520 In addition, the Recursor measures the total amount of time needed to answer a question.
521 The difference between these two durations is a measure of how much time was spent within PowerDNS.
522 This metric is the average of that difference, in microseconds.
523
524 x-ourtime0-1
525 ^^^^^^^^^^^^
526 .. versionadded:: 4.1
527 Not yet proven to be reliable
528
529 Counts responses where between 0 and 1 milliseconds was spent within the Recursor.

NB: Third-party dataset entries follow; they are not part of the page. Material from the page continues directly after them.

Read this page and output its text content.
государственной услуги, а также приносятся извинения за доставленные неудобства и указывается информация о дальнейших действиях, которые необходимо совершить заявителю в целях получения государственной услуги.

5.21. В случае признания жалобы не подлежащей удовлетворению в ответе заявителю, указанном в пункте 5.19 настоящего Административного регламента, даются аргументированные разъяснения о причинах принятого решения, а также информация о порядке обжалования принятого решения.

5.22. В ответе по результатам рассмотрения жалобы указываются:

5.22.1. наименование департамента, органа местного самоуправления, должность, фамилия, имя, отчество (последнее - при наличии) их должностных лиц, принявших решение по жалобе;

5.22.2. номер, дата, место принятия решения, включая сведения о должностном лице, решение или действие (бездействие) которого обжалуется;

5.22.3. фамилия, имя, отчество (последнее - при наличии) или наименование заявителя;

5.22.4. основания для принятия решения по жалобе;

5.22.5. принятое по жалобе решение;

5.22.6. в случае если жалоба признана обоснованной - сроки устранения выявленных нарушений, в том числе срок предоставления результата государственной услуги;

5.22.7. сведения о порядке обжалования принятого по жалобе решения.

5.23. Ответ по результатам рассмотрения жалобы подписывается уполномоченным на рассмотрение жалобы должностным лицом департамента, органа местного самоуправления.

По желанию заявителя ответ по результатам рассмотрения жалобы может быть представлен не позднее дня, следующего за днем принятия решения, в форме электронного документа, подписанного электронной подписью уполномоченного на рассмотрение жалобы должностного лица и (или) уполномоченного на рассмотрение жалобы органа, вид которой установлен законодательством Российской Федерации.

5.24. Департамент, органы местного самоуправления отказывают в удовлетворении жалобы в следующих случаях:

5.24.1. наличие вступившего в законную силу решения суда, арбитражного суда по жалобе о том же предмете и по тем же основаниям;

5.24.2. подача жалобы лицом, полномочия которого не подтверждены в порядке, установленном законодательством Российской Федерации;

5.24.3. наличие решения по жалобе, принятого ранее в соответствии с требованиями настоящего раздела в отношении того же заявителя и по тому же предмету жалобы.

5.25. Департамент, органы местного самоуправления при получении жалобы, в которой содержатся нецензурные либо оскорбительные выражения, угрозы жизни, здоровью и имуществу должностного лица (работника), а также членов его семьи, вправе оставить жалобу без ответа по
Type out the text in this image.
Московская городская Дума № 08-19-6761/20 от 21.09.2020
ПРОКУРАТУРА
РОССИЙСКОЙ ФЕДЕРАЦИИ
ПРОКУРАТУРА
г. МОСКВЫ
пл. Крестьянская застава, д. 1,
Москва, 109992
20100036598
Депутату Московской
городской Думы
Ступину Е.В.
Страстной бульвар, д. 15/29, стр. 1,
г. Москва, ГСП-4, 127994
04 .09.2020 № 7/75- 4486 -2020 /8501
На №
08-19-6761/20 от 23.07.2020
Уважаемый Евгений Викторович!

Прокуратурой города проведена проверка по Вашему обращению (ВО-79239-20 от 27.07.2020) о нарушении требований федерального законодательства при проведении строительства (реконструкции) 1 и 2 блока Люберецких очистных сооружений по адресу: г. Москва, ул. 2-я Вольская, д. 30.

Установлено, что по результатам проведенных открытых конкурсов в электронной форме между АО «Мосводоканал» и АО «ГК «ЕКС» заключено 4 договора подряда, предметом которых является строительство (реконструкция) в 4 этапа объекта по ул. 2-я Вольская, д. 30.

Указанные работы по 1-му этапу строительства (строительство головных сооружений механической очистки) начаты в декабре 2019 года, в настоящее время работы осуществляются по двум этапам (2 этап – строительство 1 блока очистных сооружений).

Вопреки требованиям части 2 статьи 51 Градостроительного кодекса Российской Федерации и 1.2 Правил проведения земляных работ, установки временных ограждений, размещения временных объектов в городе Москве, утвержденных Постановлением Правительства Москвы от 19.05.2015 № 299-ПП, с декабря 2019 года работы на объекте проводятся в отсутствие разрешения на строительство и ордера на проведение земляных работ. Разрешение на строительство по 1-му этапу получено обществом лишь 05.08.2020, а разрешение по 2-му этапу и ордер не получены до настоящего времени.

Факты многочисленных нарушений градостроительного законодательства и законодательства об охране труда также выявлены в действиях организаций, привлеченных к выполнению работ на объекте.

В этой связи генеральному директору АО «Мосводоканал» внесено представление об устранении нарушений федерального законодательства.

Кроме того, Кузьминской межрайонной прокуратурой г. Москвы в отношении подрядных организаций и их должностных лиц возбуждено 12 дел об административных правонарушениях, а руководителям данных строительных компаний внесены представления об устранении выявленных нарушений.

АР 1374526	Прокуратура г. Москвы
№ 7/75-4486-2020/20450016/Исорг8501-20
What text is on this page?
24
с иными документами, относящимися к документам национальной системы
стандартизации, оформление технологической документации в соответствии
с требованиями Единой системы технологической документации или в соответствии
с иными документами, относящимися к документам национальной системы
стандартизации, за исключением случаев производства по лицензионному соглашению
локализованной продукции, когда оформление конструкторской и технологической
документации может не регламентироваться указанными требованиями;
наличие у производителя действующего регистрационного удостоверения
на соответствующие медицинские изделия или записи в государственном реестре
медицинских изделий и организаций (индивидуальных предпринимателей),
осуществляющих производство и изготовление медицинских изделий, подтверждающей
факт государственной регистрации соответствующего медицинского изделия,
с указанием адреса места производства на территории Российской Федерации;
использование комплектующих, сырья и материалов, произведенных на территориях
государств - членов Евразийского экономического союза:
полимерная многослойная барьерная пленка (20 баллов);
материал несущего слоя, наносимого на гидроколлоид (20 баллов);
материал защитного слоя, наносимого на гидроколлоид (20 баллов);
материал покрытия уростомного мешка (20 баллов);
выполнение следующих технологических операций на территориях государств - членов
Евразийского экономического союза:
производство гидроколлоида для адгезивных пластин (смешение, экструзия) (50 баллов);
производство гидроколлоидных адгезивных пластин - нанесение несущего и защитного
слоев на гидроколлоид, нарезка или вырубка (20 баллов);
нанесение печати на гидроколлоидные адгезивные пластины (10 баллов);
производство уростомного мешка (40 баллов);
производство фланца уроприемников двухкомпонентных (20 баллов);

530 See :ref:`stat-x-our-latency` for further details.
531
532 x-ourtime1-2
533 ^^^^^^^^^^^^
534 .. versionadded:: 4.1
535 Not yet proven to be reliable
536
537 Counts responses where between 1 and 2 milliseconds was spent within the Recursor.
538 See :ref:`stat-x-our-latency` for further details.
539
540 x-ourtime2-4
541 ^^^^^^^^^^^^
542 .. versionadded:: 4.1
543 Not yet proven to be reliable
544
545 Counts responses where between 2 and 4 milliseconds was spent within the Recursor. Since 4.1.
546 See :ref:`stat-x-our-latency` for further details.
547
548 x-ourtime4-8
549 ^^^^^^^^^^^^
550 .. versionadded:: 4.1
551 Not yet proven to be reliable
552
553 Counts responses where between 4 and 8 milliseconds was spent within the Recursor.
554 See :ref:`stat-x-our-latency` for further details.
555
556 x-ourtime8-16
557 ^^^^^^^^^^^^^
558 .. versionadded:: 4.1
559 Not yet proven to be reliable
560
561 Counts responses where between 8 and 16 milliseconds was spent within the Recursor.
562 See :ref:`stat-x-our-latency` for further details.
563
564 x-ourtime16-32
565 ^^^^^^^^^^^^^^
566 .. versionadded:: 4.1
567 Not yet proven to be reliable
568
569 Counts responses where between 16 and 32 milliseconds was spent within the Recursor.
570 See :ref:`stat-x-our-latency` for further details.
571
572 x-ourtime-slow
573 ^^^^^^^^^^^^^^
574 .. versionadded:: 4.1
575 Not yet proven to be reliable
576
577 Counts responses where more than 32 milliseconds was spent within the Recursor.
578 See :ref:`stat-x-our-latency` for further details.